# Update on WCG Forum Rules



## Chicken Patty (Jun 29, 2013)

Alright fellas, so us moderators have been discussing this as the reported posts rained in.  This was a black hole that was never really covered but we decided that the easiest and safest way to handle this is to do the following.

Before us crunchers/folders would advise other members we were putting something up for sale, or offered stuff in any threads for fellow crunchers.  This cannot continue.  Any sale must be done in the B/S/T section of TPU just like the rest of the forum.

This also means that our "Crunchers Helping Crunchers" thread also serves differently now.  I guess for now you can post if you need any particular piece of hardware, but not negotiations can be done in the thread, either take it to PM's.
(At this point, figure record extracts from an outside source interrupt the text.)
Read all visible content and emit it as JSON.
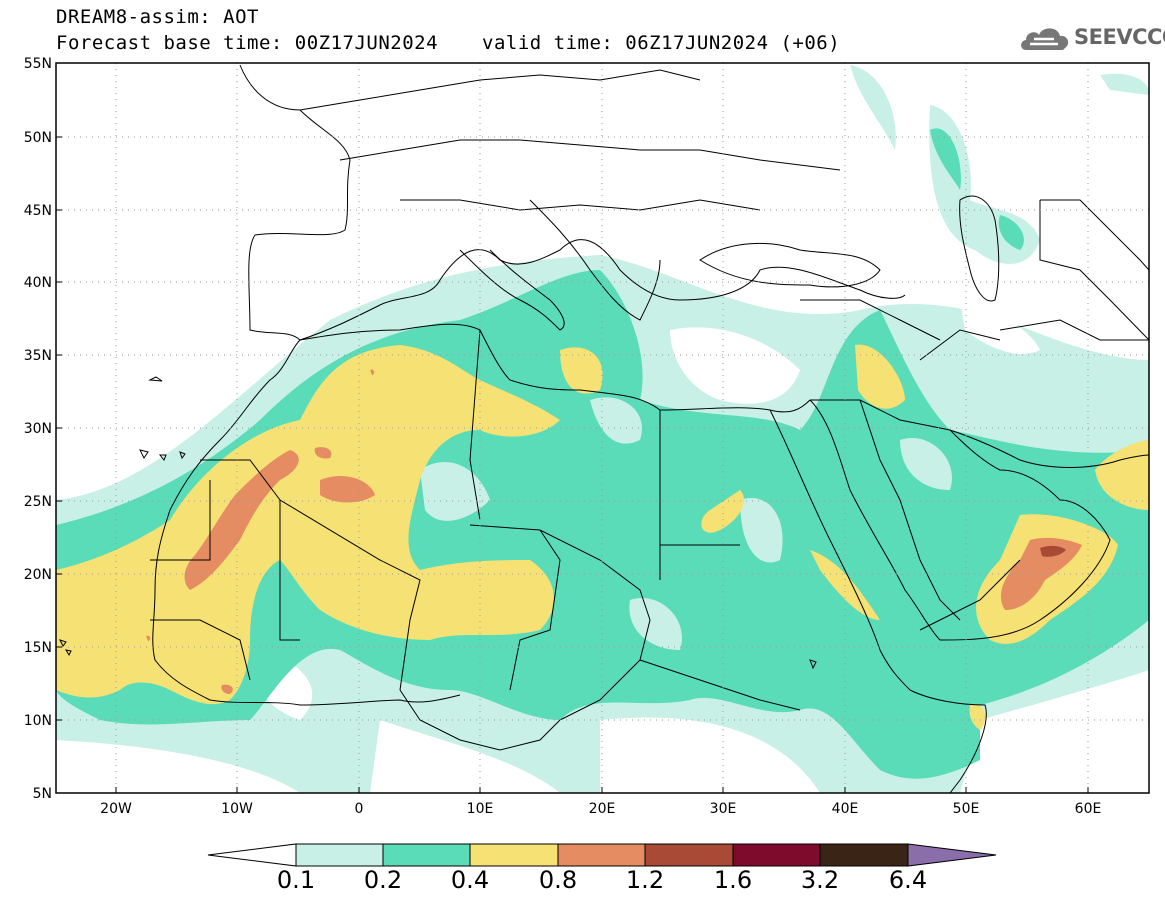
{
  "header": {
    "model_line": "DREAM8-assim: AOT",
    "base_time": "Forecast base time: 00Z17JUN2024",
    "valid_time": "valid time: 06Z17JUN2024 (+06)",
    "logo_text": "SEEVCCC"
  },
  "axes": {
    "lat_labels": [
      "55N",
      "50N",
      "45N",
      "40N",
      "35N",
      "30N",
      "25N",
      "20N",
      "15N",
      "10N",
      "5N"
    ],
    "lon_labels": [
      "20W",
      "10W",
      "0",
      "10E",
      "20E",
      "30E",
      "40E",
      "50E",
      "60E"
    ]
  },
  "colorbar": {
    "labels": [
      "0.1",
      "0.2",
      "0.4",
      "0.8",
      "1.2",
      "1.6",
      "3.2",
      "6.4"
    ],
    "colors": [
      "#c8f0e6",
      "#5adcb8",
      "#f5e174",
      "#e58c62",
      "#a84a36",
      "#7e0a2c",
      "#3a2416",
      "#8a6eaa"
    ],
    "under_color": "#ffffff"
  },
  "map_colors": {
    "land_outline": "#000000",
    "grid": "#9a9a9a"
  }
}
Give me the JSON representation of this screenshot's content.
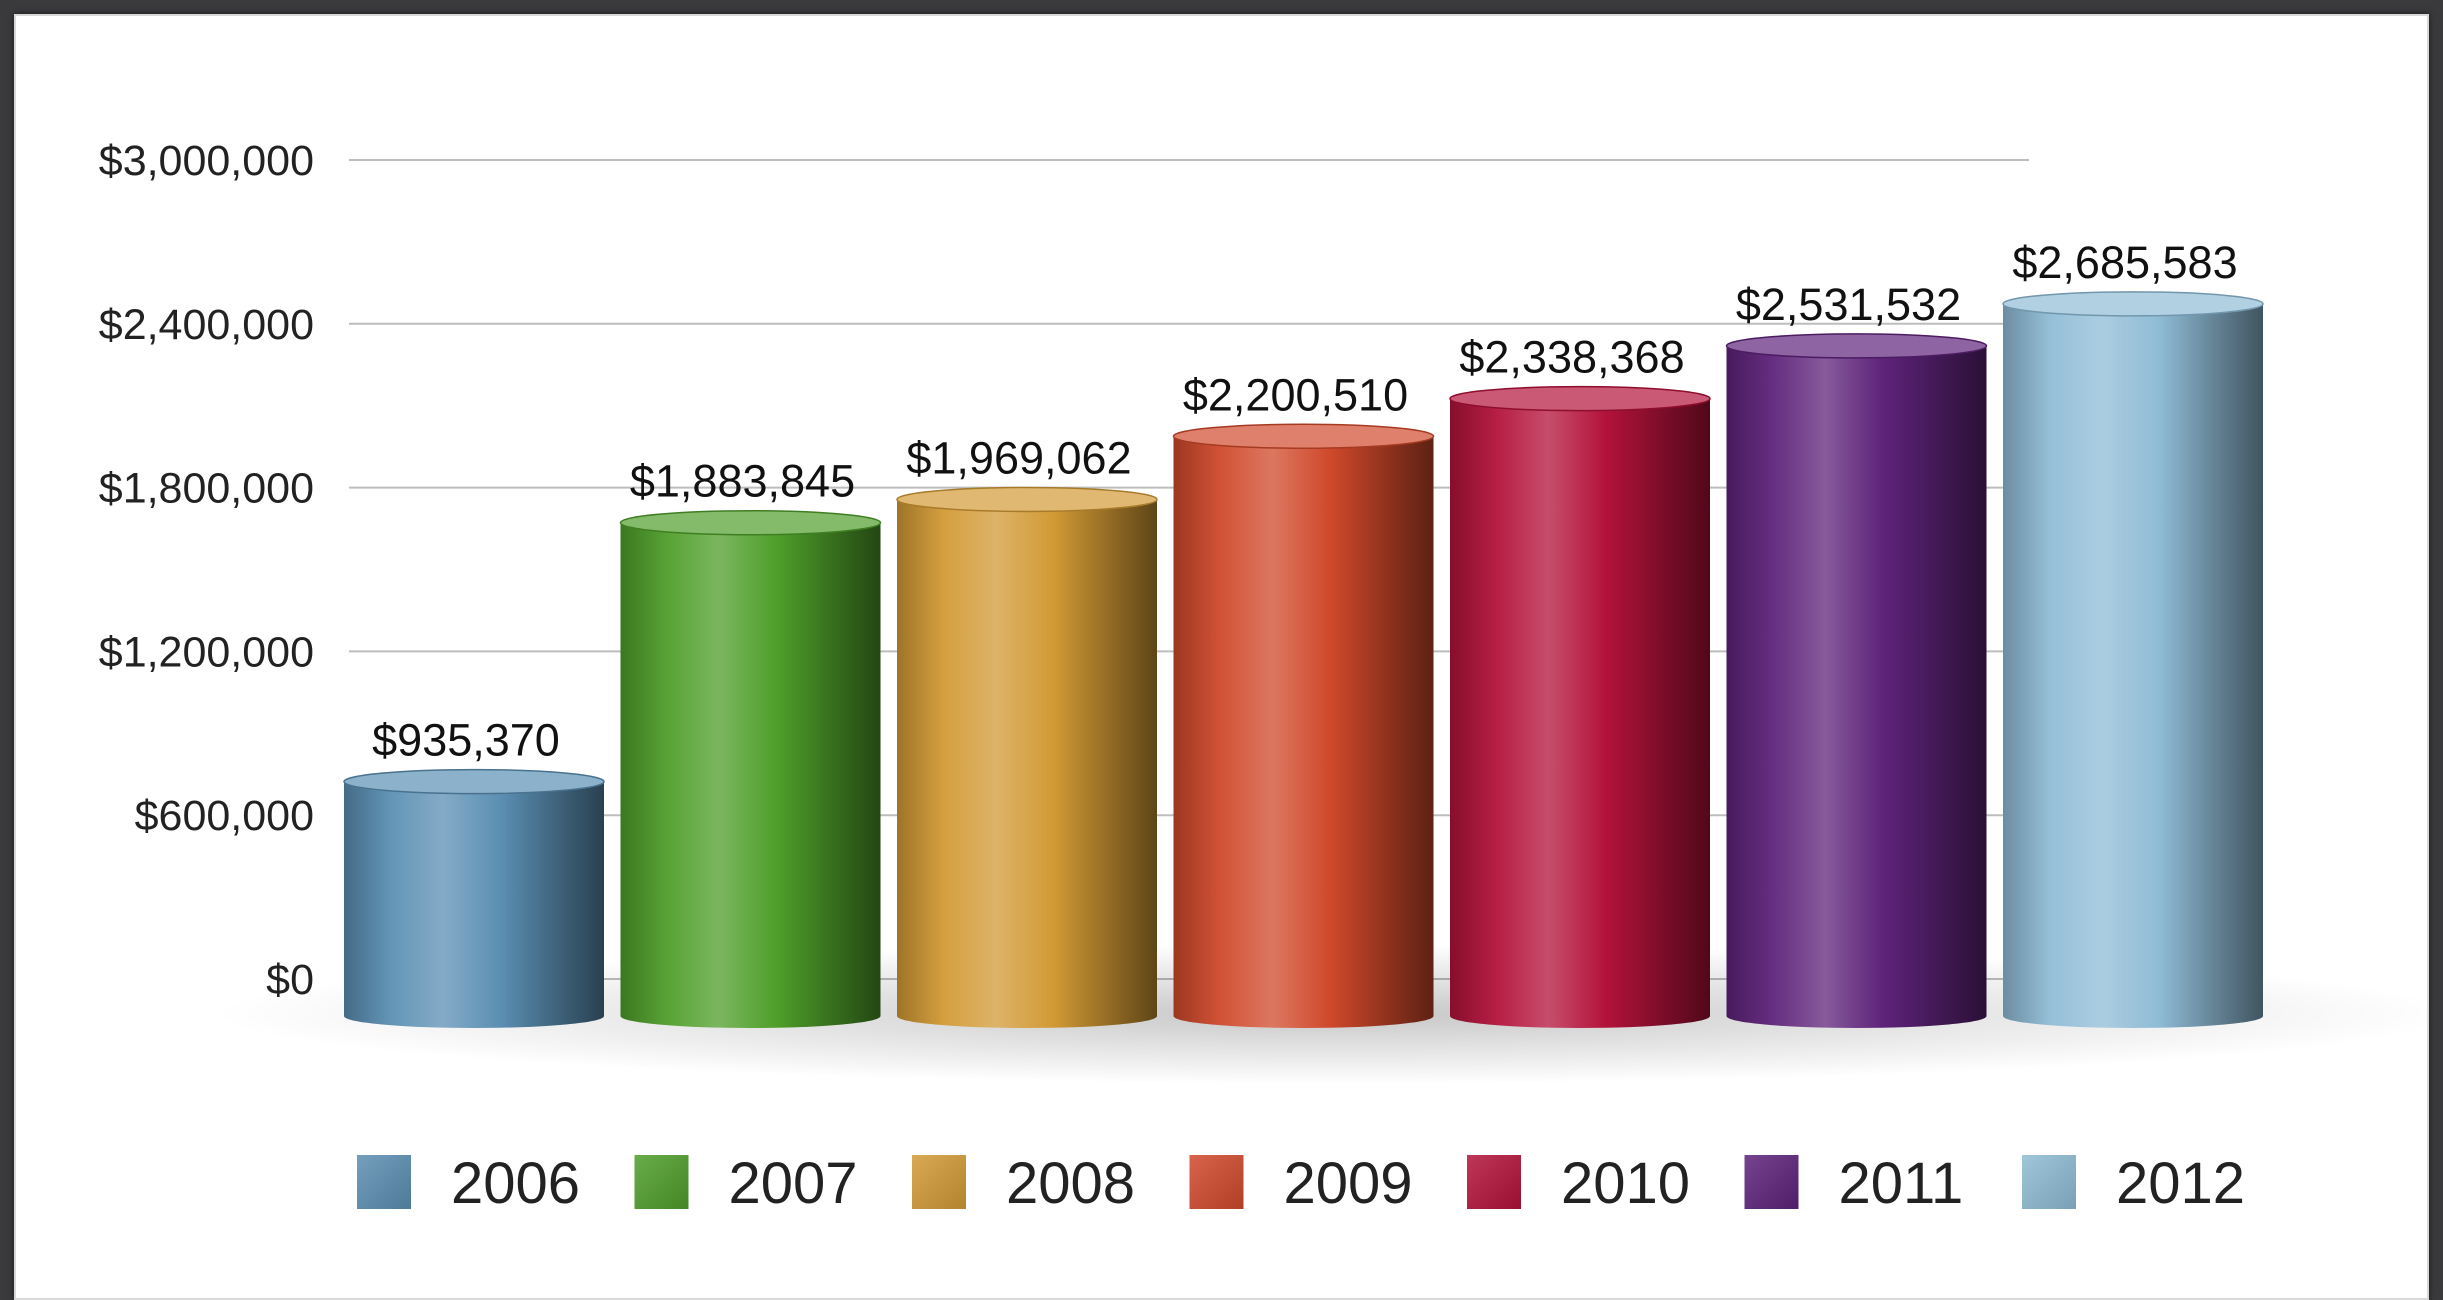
{
  "chart_data": {
    "type": "bar",
    "title": "",
    "xlabel": "",
    "ylabel": "",
    "ylim": [
      0,
      3000000
    ],
    "yticks": [
      0,
      600000,
      1200000,
      1800000,
      2400000,
      3000000
    ],
    "ytick_labels": [
      "$0",
      "$600,000",
      "$1,200,000",
      "$1,800,000",
      "$2,400,000",
      "$3,000,000"
    ],
    "grid": true,
    "legend_position": "bottom",
    "categories": [
      "2006",
      "2007",
      "2008",
      "2009",
      "2010",
      "2011",
      "2012"
    ],
    "values": [
      935370,
      1883845,
      1969062,
      2200510,
      2338368,
      2531532,
      2685583
    ],
    "data_labels": [
      "$935,370",
      "$1,883,845",
      "$1,969,062",
      "$2,200,510",
      "$2,338,368",
      "$2,531,532",
      "$2,685,583"
    ],
    "colors": [
      "#5b8fb3",
      "#4f9e2a",
      "#d29a35",
      "#d0492b",
      "#b3123a",
      "#5e237a",
      "#8fbcd6"
    ]
  }
}
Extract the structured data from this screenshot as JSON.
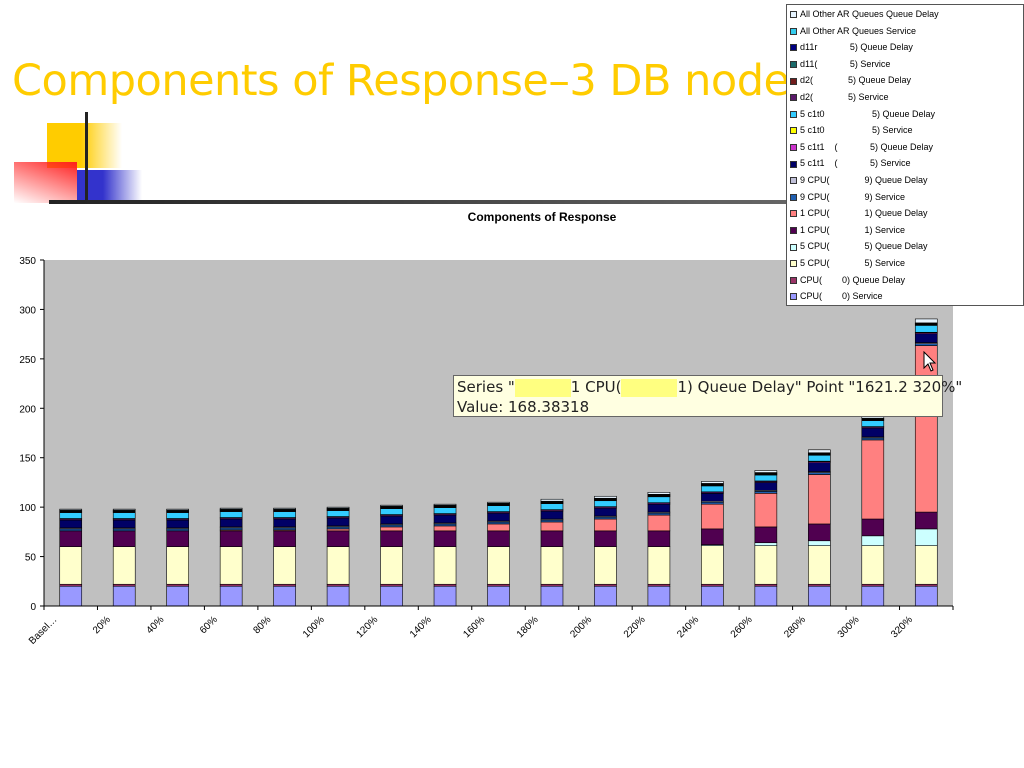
{
  "slide": {
    "title": "Components of Response–3 DB nodes"
  },
  "tooltip": {
    "part1": "Series \"",
    "part2": "1 CPU(",
    "part3": "1) Queue Delay\" Point \"1621.2 320%\"",
    "value_line": "Value: 168.38318"
  },
  "chart_data": {
    "type": "bar",
    "stacked": true,
    "title": "Components of Response",
    "xlabel": "",
    "ylabel": "",
    "ylim": [
      0,
      350
    ],
    "yticks": [
      "0",
      "50",
      "100",
      "150",
      "200",
      "250",
      "300",
      "350"
    ],
    "categories": [
      "Basel…",
      "20%",
      "40%",
      "60%",
      "80%",
      "100%",
      "120%",
      "140%",
      "160%",
      "180%",
      "200%",
      "220%",
      "240%",
      "260%",
      "280%",
      "300%",
      "320%"
    ],
    "legend_position": "top-right",
    "series": [
      {
        "name": "CPU(        0) Service",
        "color": "#9999ff",
        "values": [
          20,
          20,
          20,
          20,
          20,
          20,
          20,
          20,
          20,
          20,
          20,
          20,
          20,
          20,
          20,
          20,
          20
        ]
      },
      {
        "name": "CPU(        0) Queue Delay",
        "color": "#993366",
        "values": [
          2,
          2,
          2,
          2,
          2,
          2,
          2,
          2,
          2,
          2,
          2,
          2,
          2,
          2,
          2,
          2,
          2
        ]
      },
      {
        "name": "5 CPU(              5) Service",
        "color": "#ffffcc",
        "values": [
          38,
          38,
          38,
          38,
          38,
          38,
          38,
          38,
          38,
          38,
          38,
          38,
          39,
          39,
          39,
          39,
          39
        ]
      },
      {
        "name": "5 CPU(              5) Queue Delay",
        "color": "#ccffff",
        "values": [
          0,
          0,
          0,
          0,
          0,
          0,
          0,
          0,
          0,
          0,
          0,
          0,
          1,
          3,
          5,
          10,
          17
        ]
      },
      {
        "name": "1 CPU(              1) Service",
        "color": "#500050",
        "values": [
          16,
          16,
          16,
          16,
          16,
          16,
          16,
          16,
          16,
          16,
          16,
          16,
          16,
          16,
          17,
          17,
          17
        ]
      },
      {
        "name": "1 CPU(              1) Queue Delay",
        "color": "#ff8080",
        "values": [
          0,
          0,
          0,
          1,
          1,
          2,
          4,
          5,
          7,
          9,
          12,
          16,
          25,
          34,
          50,
          80,
          168.38318
        ]
      },
      {
        "name": "9 CPU(              9) Service",
        "color": "#1f5fb0",
        "values": [
          2,
          2,
          2,
          2,
          2,
          2,
          2,
          2,
          2,
          2,
          2,
          2,
          2,
          2,
          2,
          2,
          2
        ]
      },
      {
        "name": "9 CPU(              9) Queue Delay",
        "color": "#c0c0d8",
        "values": [
          1,
          1,
          1,
          1,
          1,
          1,
          1,
          1,
          1,
          1,
          1,
          1,
          1,
          1,
          1,
          1,
          1
        ]
      },
      {
        "name": "5 c1t1    (             5) Service",
        "color": "#000066",
        "values": [
          8,
          8,
          8,
          8,
          8,
          8,
          8,
          8,
          8,
          8,
          8,
          8,
          8,
          8,
          9,
          9,
          9
        ]
      },
      {
        "name": "5 c1t1    (             5) Queue Delay",
        "color": "#cc33cc",
        "values": [
          1,
          1,
          1,
          1,
          1,
          1,
          1,
          1,
          1,
          1,
          1,
          1,
          1,
          1,
          1,
          1,
          1
        ]
      },
      {
        "name": "5 c1t0                   5) Service",
        "color": "#ffff00",
        "values": [
          0.5,
          0.5,
          0.5,
          0.5,
          0.5,
          0.5,
          0.5,
          0.5,
          0.5,
          0.5,
          0.5,
          0.5,
          0.5,
          0.5,
          0.5,
          0.5,
          0.5
        ]
      },
      {
        "name": "5 c1t0                   5) Queue Delay",
        "color": "#33ccff",
        "values": [
          6,
          6,
          6,
          6,
          6,
          6,
          6,
          6,
          6,
          6,
          6,
          6,
          6,
          6,
          6,
          6,
          7
        ]
      },
      {
        "name": "d2(              5) Service",
        "color": "#5a1a6a",
        "values": [
          0.5,
          0.5,
          0.5,
          0.5,
          0.5,
          0.5,
          0.5,
          0.5,
          0.5,
          0.5,
          0.5,
          0.5,
          0.5,
          0.5,
          0.5,
          0.5,
          0.5
        ]
      },
      {
        "name": "d2(              5) Queue Delay",
        "color": "#701c1c",
        "values": [
          0.5,
          0.5,
          0.5,
          0.5,
          0.5,
          0.5,
          0.5,
          0.5,
          0.5,
          0.5,
          0.5,
          0.5,
          0.5,
          0.5,
          0.5,
          0.5,
          0.5
        ]
      },
      {
        "name": "d11(             5) Service",
        "color": "#1a6a6a",
        "values": [
          0.5,
          0.5,
          0.5,
          0.5,
          0.5,
          0.5,
          0.5,
          0.5,
          0.5,
          0.5,
          0.5,
          0.5,
          0.5,
          0.5,
          0.5,
          0.5,
          0.5
        ]
      },
      {
        "name": "d11r             5) Queue Delay",
        "color": "#000080",
        "values": [
          0.5,
          0.5,
          0.5,
          0.5,
          0.5,
          0.5,
          0.5,
          0.5,
          0.5,
          0.5,
          0.5,
          0.5,
          0.5,
          0.5,
          0.5,
          0.5,
          0.5
        ]
      },
      {
        "name": "All Other AR Queues Service",
        "color": "#33ccee",
        "values": [
          0.5,
          0.5,
          0.5,
          0.5,
          0.5,
          0.5,
          0.5,
          0.5,
          0.5,
          0.5,
          0.5,
          0.5,
          0.5,
          0.5,
          0.5,
          0.5,
          0.5
        ]
      },
      {
        "name": "All Other AR Queues Queue Delay",
        "color": "#e6f4ff",
        "values": [
          1,
          1,
          1,
          1,
          1,
          1,
          1,
          1,
          1,
          2,
          2,
          2,
          2,
          2,
          3,
          3,
          4
        ]
      }
    ]
  }
}
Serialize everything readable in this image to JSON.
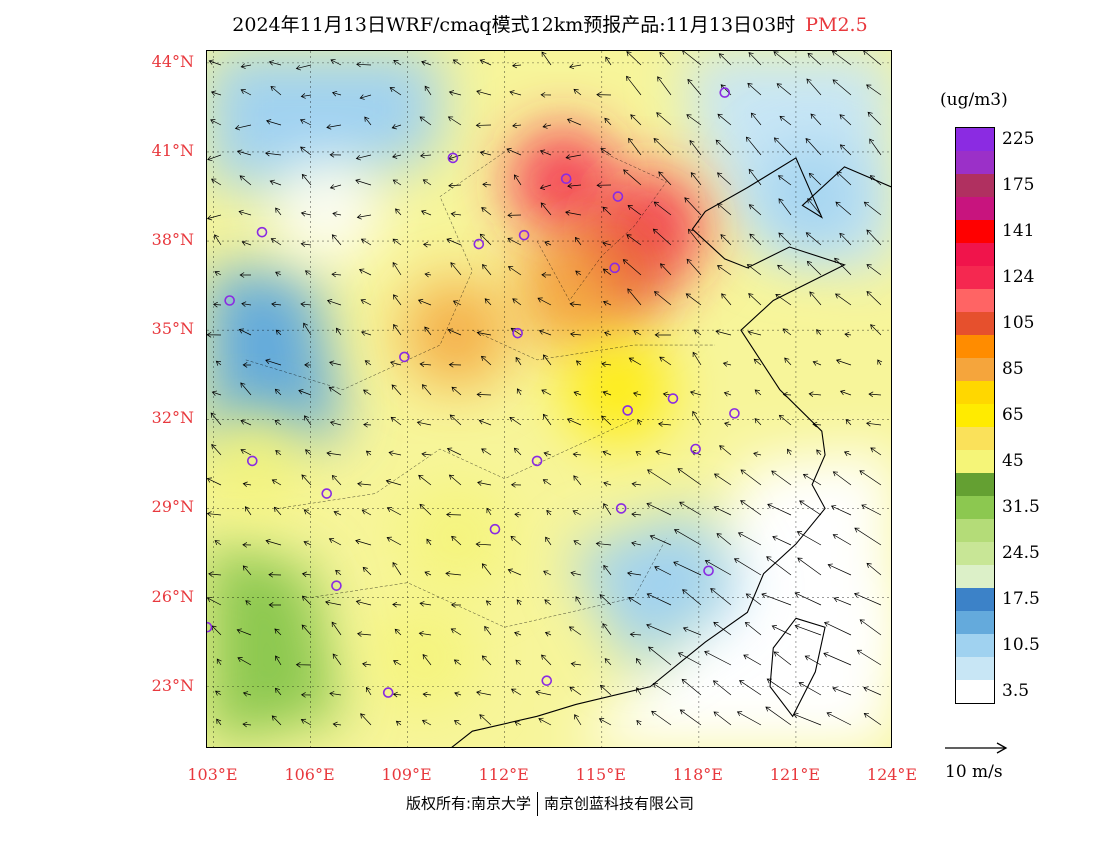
{
  "title": {
    "main": "2024年11月13日WRF/cmaq模式12km预报产品:11月13日03时",
    "pollutant": "PM2.5"
  },
  "map": {
    "lat_labels": [
      "44°N",
      "41°N",
      "38°N",
      "35°N",
      "32°N",
      "29°N",
      "26°N",
      "23°N"
    ],
    "lon_labels": [
      "103°E",
      "106°E",
      "109°E",
      "112°E",
      "115°E",
      "118°E",
      "121°E",
      "124°E"
    ],
    "lat_range": [
      20.9,
      44.4
    ],
    "lon_range": [
      102.8,
      124.0
    ],
    "station_color": "#8a2be2",
    "pollution_field": [
      {
        "lat": 40.0,
        "lon": 113.8,
        "level": "124"
      },
      {
        "lat": 38.5,
        "lon": 116.5,
        "level": "124"
      },
      {
        "lat": 37.0,
        "lon": 115.3,
        "level": "105"
      },
      {
        "lat": 36.2,
        "lon": 114.0,
        "level": "85"
      },
      {
        "lat": 34.9,
        "lon": 110.5,
        "level": "85"
      },
      {
        "lat": 33.0,
        "lon": 115.5,
        "level": "65"
      },
      {
        "lat": 30.5,
        "lon": 104.2,
        "level": "45"
      },
      {
        "lat": 28.0,
        "lon": 110.5,
        "level": "45"
      },
      {
        "lat": 24.0,
        "lon": 109.5,
        "level": "45"
      },
      {
        "lat": 39.0,
        "lon": 106.5,
        "level": "3.5"
      },
      {
        "lat": 39.5,
        "lon": 121.5,
        "level": "10.5"
      },
      {
        "lat": 25.0,
        "lon": 122.0,
        "level": "3.5"
      }
    ]
  },
  "legend": {
    "unit": "(ug/m3)",
    "colors": [
      "#8b2be2",
      "#9b30c8",
      "#b03060",
      "#c8147e",
      "#ff0000",
      "#f0144b",
      "#f52850",
      "#ff6464",
      "#e6502d",
      "#ff8c00",
      "#f5a53c",
      "#ffd700",
      "#ffeb00",
      "#fae15a",
      "#f5f578",
      "#64a032",
      "#8cc850",
      "#b4dc78",
      "#c8e696",
      "#dcf0c8",
      "#3c82c8",
      "#64aadc",
      "#a0d2f0",
      "#c8e6f5",
      "#ffffff"
    ],
    "ticks": [
      {
        "label": "225",
        "index": 1
      },
      {
        "label": "175",
        "index": 3
      },
      {
        "label": "141",
        "index": 5
      },
      {
        "label": "124",
        "index": 7
      },
      {
        "label": "105",
        "index": 9
      },
      {
        "label": "85",
        "index": 11
      },
      {
        "label": "65",
        "index": 13
      },
      {
        "label": "45",
        "index": 15
      },
      {
        "label": "31.5",
        "index": 17
      },
      {
        "label": "24.5",
        "index": 19
      },
      {
        "label": "17.5",
        "index": 21
      },
      {
        "label": "10.5",
        "index": 23
      },
      {
        "label": "3.5",
        "index": 25
      }
    ]
  },
  "wind_reference": {
    "label": "10 m/s"
  },
  "footer": {
    "left": "版权所有:南京大学",
    "right": "南京创蓝科技有限公司"
  }
}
Sorry fellas, but it had to be done and I hope all of you can understand this.  

Thanks 

**if any mod or person for that matter wants to pinch in any other piece of info, please do so.  I'm sure I'm forgetting something.


----------



## Norton (Jun 29, 2013)

Chicken Patty said:


> This also means that our "Crunchers Helping Crunchers" thread also serves differently now.  I guess for now you can post if you need any particular piece of hardware, but not negotiations can be done in the thread, either take it to PM's.



Thanks Cap'n 

I discussed this with the mods (Kreij/HammerON) earlier in the week after MW posted the warning

  We can continue to post about items in the CHC thread as long as there is not a *B*uy, *S*ell, or *T*rade involved in any item we are offering or asking about. Meaning... it needs to be 100% free (including shipping, etc...). In this respect, I would expect that giving something away for a Heatware evaluation would be considered a *T*rade and would belong in the B/S/T section.

  As long as we understand the B/S/T rules and don't use the CHC section as our own B/S/T thread instead of its intended use, we should be fine. 

My thoughts anyway


----------



## shovenose (Jun 29, 2013)

ok, I understand that for free price. But why not for the cost of shipping? Surely you don't expect people to pay out of pocket?


----------



## erocker (Jun 29, 2013)

shovenose said:


> ok, I understand that for free price. But why not for the cost of shipping? Surely you don't expect people to pay out of pocket?



Then you can post it in the B/S/T thread.  It's not like you can't give it away.


----------



## Norton (Jun 29, 2013)

shovenose said:


> ok, I understand that for free price. But why not for the cost of shipping? Surely you don't expect people to pay out of pocket?



It needs to be 100% free otherwise it's a B/S/T item and belongs there- just a forum rule.

FYI- You can make that offer in a B/S/T thread or offer a "cruncher/folder" discount in that B/S/T thread.


----------



## Chicken Patty (Jun 29, 2013)

Then I think we all are on the same page.


----------



## ThE_MaD_ShOt (Jun 29, 2013)

Just to be clear, are we allowed to make a post in the b/s/t sectioned and then make a post in the wcg section with a link to the b/s/t post and letting our teammates know there is a discount for crunchers/folders?


----------



## Kreij (Jun 29, 2013)

shovenose said:


> ok, I understand that for free price. But why not for the cost of shipping? Surely you don't expect people to pay out of pocket?



Hi shovenose,

As I explained in my PMs to Norton, any time that there is money involved there is the opportunity for someone to get scammed. We've never had any problems resulting from the CHC thread, but the potential is there. Have people follow the more comprehensive rules of the BST section, while not a guarantee, helps to mitigate potential problems.

Also, Kudos to Norton for taking the time to ask about the details. 
We are always available to answer questions you may have about anything related to the forum.

Carry on Crunchers', you're doing a great job!



ThE_MaD_ShOt said:


> Just to be clear, are we allowed to make a post in the b/s/t sectioned and then make a post in the wcg section with a link to the b/s/t post and letting our teammates know there is a discount for crunchers/folders?



Yes. Put up the BST thread and in the OP say there is a discount for crunchers. You can link to the thread in CHC, but don't discuss deals or details in the CHC thread. Take that to PMs like any other BST thread would.


----------



## shovenose (Jun 29, 2013)

Kreij said:


> Hi shovenose,
> 
> As I explained in my PMs to Norton, any time that there is money involved there is the opportunity for someone to get scammed. We've never had any problems resulting from the CHC thread, but the potential is there. Have people follow the more comprehensive rules of the BST section, while not a guarantee, helps to mitigate potential problems.
> 
> ...



I get it now lol. Glad measures are being taken to prevent scams.


----------



## Chicken Patty (Jun 29, 2013)

Then people talk about the staff here.  I say it's one of the best.


----------



## [Ion] (Jun 30, 2013)

Thanks for the clarification on this--the logic is sound


----------



## ThE_MaD_ShOt (Jun 30, 2013)

Thanks CP for the clarification.  You da bomb


----------